Polyhandicap et douleurs
De fait, l’enfant polyhandicapé est souvent exposé à l’expérience de la douleur. Les déformations orthopédiques, le reflux gastro-oesophagien… sont autant de causes de douleurs qui peuvent être très invalidantes. Les convulsions épileptiques, relativement fréquentes dans cette pathologie, sont la source de maux de tête dans la période qui suivent les crises aiguës. L’encombrement pulmonaire et la constipation sont à l’origine d’inconfort et de sensations pénibles. Tous ces problèmes sont perçus par les soignants de L’Odyssée qui suivent tous des formations en communication alternative et amélioré (CAA). Cela facilite le dépistage et l’évaluation de la douleur de l’enfant, y compris dans des situations de dépendance extrême.
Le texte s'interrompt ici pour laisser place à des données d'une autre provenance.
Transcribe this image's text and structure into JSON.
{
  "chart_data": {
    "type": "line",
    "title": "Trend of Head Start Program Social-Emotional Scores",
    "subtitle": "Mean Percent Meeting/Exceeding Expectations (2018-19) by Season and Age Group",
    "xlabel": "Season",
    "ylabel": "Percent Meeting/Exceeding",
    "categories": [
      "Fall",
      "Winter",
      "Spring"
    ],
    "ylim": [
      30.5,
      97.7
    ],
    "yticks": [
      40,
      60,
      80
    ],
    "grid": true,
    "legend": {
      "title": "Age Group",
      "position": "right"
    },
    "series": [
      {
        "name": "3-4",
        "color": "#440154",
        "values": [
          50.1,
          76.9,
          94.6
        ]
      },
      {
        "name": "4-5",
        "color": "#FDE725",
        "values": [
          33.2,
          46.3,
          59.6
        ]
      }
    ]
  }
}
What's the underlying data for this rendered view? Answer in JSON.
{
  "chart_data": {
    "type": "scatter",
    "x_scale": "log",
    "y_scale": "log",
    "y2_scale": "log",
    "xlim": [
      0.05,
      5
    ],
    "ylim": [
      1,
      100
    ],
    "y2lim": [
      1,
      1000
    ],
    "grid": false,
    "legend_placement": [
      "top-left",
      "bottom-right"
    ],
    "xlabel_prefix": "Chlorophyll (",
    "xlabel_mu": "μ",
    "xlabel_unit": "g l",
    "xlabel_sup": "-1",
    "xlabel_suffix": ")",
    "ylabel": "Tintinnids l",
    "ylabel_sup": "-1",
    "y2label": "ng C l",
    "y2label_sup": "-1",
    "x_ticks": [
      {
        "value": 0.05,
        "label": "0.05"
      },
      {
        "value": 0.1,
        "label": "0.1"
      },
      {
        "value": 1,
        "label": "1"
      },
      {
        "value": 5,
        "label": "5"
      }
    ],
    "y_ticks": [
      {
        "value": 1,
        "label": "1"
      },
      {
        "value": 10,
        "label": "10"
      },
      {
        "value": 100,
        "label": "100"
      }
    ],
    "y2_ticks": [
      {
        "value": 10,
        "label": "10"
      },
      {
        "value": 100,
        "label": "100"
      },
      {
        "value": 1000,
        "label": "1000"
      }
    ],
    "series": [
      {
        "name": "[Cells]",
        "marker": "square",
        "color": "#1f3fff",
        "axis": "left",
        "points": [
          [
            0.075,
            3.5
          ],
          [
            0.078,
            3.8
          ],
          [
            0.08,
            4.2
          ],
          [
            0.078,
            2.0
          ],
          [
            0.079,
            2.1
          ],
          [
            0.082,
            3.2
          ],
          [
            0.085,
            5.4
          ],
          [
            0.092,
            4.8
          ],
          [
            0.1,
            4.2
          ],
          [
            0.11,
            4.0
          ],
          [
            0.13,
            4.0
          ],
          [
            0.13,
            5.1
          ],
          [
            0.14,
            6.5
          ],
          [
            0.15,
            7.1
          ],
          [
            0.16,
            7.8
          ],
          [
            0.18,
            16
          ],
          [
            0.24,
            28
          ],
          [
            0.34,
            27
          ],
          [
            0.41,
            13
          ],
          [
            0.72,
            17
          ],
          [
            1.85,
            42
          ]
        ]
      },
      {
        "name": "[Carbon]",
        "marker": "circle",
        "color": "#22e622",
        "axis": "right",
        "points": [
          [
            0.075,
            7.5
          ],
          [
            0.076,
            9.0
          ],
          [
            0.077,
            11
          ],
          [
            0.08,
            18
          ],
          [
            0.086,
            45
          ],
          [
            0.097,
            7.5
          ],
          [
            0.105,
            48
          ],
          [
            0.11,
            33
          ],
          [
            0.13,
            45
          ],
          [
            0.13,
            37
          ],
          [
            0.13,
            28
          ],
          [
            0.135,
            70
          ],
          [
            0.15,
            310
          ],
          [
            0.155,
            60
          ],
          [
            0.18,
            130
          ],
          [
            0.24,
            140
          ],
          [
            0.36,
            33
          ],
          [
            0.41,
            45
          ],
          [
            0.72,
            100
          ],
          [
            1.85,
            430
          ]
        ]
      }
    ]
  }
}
Un examen médical ou une consultation chez un dentiste peut se révéler traumatisant et l’enfant ou l’adolescent polyhandicapé risque de développer une phobie qui se caractérisera fatalement par un refus de soins. Pour endiguer ces anxiétés inhérentes à ces parcours de vie, L’Odyssée a notamment mis en place des ateliers à l’apprentissage aux gestes médicaux (AGM) destinés à familiariser les jeunes aux processus des soins afin qu’ils les acceptent sans opposition, sans agitation et sans contention (qu’elle soit chimique ou physique).
« Nous avons des jeunes hypersensibles au niveau cutané, donc toute prise de tension, toute prise de sang peuvent être vécue de façon anxiogène pour le patient et le soignant extérieur. Alors, nous avons imaginé ces ateliers qui découpent étape par étape le processus du soin et les étapes sont franchies une à une jusqu’à la réalisation du soin en intégralité, explique Quentin Pommier. Ils peuvent manipuler le matériel. Un trombone peut faire office d’aiguille. Et nous dédirons bientôt une salle qui reproduira à l’identique une salle d’attente médicale car certains des enfants ne veulent même pas s’en approcher quand ils doivent consulter à l’extérieur ».
Identifier les ressources sensorielles et psychiques
Autre innovation : Frédérique Le Fur, ergothérapeute depuis 1999 à l’Odyssée, a eu l’idée d’organiser une journée sensorielle « Au départ, je voulais sensibiliser les collègues aux particularités sensorielles de ces enfants mais Madame Pantaléon, la directrice, a eu l’ingéniosité de l’étendre aux familles de ces enfants ». Parmi les objectifs : mieux comprendre leurs modes d’expression et contribuer à rendre plus juste l’appréhension qu’ont ces enfants du monde qui les entoure.
En plus des cinq sens que toute personne peut identifier, les parents ont pu se sensibiliser, grâce aux stands des ergothérapeutes et psychomotriciens, aux sens vestibulaire et proprioceptif qui renvoient à la perception des mouvements de la tête et du corps dans l’espace. « Ce sont des sens réunificateurs de tous les autres et primordiaux que l’on doit stimuler chez ces enfants car ils sont régulateurs et calmants », explique cette ergothérapeute.
« Cela nous a permis de nous rendre compte de leur quotidien, témoigne le père d’un enfant polyhandicapé, et de leur dépendance à l’autre en qui ils doivent avoir une confiance absolue. Je comprends mieux maintenant leurs réticences et parfois leurs colères. Nous devons développer plus de moyens pour la prise en compte de cette personne polyhandicapé, afin d’établir des liens pour le vivre ensemble et maintenir ainsi notre humanité ». Le nom du centre, l’Odyssée, prend ainsi tout son sens, celui d’un voyage mythique qui est aussi une rencontre et une confrontation avec l’Autre.